UTIs are the commonest cause of pus cells in urine. The infection could be anywhere from the kidneys to the urethra, though bladder infection (cystitis) is the commonest. It’s generally an uncomplicated condition that can be promptly resolved with antibiotics. People with a UTI generally also have a large number of bacteria in their urine. In some cases pus cells are found in urine but no bacteria or other infectious organism is found on urine tests. The possible causes of pus cells without bacteria in urine are:

Interstitial cystitis: Interstitial cystitis is a noninfectious condition causing inflammation of the bladder. It is much more common in women than in men. Its symptoms are similar to cystitis but no organism is found on urine culture.

prostatitis: Inflammation of the prostate gland in men because of infection or other causes can cause pus cells in urine.

Kidney stones: Stones cause irritation and inflammation in the urinary tract which can lead to pus cells in urine. Kidney stones nearly always also cause the appearance of red blood cells (RBCs) in urine.

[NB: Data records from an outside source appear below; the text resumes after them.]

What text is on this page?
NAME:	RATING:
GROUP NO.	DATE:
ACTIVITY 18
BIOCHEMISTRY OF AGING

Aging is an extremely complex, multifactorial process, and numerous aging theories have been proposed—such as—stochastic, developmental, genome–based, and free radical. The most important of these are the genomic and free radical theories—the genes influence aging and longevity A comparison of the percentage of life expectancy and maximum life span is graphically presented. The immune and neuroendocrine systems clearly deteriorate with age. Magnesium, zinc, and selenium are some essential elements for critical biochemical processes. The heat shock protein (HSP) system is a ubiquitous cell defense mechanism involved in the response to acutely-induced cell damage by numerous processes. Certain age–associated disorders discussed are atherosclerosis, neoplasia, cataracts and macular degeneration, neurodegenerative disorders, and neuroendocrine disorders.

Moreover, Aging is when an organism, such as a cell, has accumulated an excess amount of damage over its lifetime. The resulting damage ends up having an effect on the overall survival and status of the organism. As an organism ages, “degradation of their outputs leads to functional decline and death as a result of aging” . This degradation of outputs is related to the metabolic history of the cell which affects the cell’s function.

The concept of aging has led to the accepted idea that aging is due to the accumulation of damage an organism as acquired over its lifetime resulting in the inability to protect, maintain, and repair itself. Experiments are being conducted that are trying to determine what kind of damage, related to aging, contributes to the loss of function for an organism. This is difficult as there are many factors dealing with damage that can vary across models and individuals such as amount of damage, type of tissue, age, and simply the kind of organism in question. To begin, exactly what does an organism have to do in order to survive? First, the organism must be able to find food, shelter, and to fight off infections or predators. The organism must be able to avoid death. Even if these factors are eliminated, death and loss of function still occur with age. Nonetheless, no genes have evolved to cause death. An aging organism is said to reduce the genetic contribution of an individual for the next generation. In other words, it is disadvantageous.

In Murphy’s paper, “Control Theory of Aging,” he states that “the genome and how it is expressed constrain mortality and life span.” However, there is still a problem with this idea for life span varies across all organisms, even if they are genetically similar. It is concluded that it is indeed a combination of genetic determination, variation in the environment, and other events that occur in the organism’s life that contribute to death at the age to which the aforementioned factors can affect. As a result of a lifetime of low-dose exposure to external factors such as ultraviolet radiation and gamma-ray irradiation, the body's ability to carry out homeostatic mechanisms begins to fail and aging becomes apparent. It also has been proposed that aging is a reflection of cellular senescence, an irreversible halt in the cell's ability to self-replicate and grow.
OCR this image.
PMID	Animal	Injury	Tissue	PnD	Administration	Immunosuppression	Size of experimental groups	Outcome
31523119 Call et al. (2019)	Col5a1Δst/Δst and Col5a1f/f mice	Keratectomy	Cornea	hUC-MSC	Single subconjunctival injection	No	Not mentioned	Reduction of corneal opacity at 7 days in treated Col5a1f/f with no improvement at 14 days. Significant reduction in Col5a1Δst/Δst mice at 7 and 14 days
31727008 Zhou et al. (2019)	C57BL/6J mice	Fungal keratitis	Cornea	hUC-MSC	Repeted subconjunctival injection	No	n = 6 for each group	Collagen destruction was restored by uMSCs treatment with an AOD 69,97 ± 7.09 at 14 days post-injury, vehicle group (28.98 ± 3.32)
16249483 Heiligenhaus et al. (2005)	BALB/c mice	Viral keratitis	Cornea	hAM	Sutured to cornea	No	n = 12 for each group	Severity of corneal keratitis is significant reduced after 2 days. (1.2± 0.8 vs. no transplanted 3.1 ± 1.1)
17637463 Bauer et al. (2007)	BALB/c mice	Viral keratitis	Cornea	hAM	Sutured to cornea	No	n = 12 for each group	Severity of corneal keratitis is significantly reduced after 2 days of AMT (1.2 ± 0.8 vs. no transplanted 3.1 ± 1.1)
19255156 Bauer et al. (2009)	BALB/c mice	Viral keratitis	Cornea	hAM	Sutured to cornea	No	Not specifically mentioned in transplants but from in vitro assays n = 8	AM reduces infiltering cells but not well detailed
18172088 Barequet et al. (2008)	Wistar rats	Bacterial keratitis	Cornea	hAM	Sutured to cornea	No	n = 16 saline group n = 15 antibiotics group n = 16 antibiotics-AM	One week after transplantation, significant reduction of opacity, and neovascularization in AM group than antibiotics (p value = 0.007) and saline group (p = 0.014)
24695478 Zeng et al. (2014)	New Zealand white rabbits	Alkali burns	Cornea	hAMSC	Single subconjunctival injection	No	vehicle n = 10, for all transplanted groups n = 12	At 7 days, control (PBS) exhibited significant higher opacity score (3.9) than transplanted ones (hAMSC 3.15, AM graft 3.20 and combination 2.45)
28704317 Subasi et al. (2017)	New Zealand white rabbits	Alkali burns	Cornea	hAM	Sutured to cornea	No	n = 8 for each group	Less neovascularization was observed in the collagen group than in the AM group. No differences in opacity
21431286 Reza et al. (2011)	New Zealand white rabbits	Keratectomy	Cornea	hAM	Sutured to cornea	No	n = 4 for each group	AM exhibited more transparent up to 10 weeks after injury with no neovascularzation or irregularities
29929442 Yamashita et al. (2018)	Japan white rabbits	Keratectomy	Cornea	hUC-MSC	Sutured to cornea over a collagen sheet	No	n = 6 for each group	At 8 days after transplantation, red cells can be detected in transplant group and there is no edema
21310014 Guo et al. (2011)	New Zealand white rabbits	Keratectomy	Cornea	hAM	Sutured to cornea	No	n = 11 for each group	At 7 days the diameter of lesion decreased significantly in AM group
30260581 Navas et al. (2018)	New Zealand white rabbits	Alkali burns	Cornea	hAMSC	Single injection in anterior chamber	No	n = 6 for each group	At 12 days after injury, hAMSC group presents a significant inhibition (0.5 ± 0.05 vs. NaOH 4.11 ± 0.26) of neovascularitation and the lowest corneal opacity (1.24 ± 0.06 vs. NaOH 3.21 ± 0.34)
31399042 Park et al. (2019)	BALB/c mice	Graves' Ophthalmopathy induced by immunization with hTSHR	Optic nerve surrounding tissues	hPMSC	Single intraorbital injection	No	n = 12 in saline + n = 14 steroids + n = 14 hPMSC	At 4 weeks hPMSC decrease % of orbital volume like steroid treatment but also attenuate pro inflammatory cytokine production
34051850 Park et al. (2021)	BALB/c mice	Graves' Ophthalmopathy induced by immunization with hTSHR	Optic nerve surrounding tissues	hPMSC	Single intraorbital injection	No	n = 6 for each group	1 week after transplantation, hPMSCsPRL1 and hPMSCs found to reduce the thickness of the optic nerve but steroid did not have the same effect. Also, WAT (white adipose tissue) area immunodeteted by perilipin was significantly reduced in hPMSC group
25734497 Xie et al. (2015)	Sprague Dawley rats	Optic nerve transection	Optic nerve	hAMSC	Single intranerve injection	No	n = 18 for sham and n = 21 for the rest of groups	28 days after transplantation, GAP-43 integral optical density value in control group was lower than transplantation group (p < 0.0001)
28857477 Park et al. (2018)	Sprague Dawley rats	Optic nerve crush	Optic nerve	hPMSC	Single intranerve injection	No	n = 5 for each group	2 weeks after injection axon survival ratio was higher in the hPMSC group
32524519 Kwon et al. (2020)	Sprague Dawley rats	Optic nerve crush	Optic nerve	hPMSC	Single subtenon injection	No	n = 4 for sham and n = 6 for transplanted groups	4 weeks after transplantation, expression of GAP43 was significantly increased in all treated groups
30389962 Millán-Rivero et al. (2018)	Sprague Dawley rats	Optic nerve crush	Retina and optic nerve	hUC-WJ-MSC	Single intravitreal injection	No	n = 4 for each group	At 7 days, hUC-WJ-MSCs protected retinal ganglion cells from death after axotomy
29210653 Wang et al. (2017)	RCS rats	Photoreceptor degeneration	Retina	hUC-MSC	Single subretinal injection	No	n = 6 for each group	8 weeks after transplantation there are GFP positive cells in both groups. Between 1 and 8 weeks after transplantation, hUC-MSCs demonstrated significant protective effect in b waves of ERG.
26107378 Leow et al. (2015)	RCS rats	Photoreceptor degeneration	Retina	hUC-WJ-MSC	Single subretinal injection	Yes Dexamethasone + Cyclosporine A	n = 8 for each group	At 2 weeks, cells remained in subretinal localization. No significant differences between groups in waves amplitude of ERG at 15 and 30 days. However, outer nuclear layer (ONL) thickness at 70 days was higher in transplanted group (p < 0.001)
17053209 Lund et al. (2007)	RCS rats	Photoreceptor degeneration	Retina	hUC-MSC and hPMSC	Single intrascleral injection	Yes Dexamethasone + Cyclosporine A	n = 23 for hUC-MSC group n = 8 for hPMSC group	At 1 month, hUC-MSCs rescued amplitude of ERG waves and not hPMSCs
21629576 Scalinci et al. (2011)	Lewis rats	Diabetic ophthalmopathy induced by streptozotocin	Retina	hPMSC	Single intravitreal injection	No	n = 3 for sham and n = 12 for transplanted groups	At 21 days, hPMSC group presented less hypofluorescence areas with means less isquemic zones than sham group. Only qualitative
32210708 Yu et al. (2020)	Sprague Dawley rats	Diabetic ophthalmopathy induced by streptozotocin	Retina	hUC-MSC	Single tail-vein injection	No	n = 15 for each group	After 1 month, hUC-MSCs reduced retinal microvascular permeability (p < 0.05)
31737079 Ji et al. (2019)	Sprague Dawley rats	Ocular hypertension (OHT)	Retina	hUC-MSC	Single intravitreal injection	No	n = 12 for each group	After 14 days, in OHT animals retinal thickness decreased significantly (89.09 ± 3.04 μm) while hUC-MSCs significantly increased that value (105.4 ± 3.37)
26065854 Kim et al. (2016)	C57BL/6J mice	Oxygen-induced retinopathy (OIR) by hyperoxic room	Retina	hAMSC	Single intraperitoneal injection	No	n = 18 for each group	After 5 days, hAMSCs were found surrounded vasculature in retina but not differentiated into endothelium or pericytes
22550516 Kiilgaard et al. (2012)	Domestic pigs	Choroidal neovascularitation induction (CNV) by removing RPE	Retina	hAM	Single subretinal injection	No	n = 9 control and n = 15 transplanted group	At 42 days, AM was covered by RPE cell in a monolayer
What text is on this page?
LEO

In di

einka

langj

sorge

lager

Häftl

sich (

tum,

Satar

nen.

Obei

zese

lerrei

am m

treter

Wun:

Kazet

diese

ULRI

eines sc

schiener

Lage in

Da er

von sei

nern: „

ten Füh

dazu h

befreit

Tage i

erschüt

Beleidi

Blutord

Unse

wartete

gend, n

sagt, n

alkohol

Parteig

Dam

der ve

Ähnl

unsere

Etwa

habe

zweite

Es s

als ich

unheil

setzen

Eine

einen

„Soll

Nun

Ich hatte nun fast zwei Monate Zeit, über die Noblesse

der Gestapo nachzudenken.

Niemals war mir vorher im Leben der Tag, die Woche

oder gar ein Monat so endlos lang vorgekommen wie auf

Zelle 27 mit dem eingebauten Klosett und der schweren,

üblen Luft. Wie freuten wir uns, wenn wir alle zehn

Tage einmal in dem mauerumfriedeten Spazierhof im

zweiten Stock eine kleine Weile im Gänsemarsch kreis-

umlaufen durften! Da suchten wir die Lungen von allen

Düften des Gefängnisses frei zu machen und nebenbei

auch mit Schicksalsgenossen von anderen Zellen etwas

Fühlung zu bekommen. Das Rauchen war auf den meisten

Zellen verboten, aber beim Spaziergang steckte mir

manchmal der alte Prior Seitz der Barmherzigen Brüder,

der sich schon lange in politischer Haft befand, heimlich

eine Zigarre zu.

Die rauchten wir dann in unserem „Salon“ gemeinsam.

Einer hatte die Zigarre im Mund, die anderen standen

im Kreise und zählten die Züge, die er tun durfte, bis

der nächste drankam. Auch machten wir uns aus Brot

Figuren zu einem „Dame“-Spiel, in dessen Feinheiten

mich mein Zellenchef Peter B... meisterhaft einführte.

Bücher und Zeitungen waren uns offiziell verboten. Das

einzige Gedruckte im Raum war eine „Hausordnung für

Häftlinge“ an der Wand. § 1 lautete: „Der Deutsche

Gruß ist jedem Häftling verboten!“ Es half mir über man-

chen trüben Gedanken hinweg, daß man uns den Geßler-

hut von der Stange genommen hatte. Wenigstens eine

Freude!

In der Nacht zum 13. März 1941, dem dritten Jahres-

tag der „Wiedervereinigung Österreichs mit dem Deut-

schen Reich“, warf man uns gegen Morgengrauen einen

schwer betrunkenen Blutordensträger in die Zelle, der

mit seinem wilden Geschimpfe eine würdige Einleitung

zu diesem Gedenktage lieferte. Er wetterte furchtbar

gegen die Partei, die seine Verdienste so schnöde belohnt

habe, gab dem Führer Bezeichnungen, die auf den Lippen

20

Some organisms causing infections in the urinary tract do not show up on standard urine culture for indentifying bacteria, for e.g. some sexually-transmitted agents that cause urethral infection. Your doctor may have to order special tests for detecting them. Depending on your medical history and symptoms, some organisms that your doctor may want to test for are N. Gonorrheae, chlamydia, mycoplasma, Ureaplasma and Trichomonas.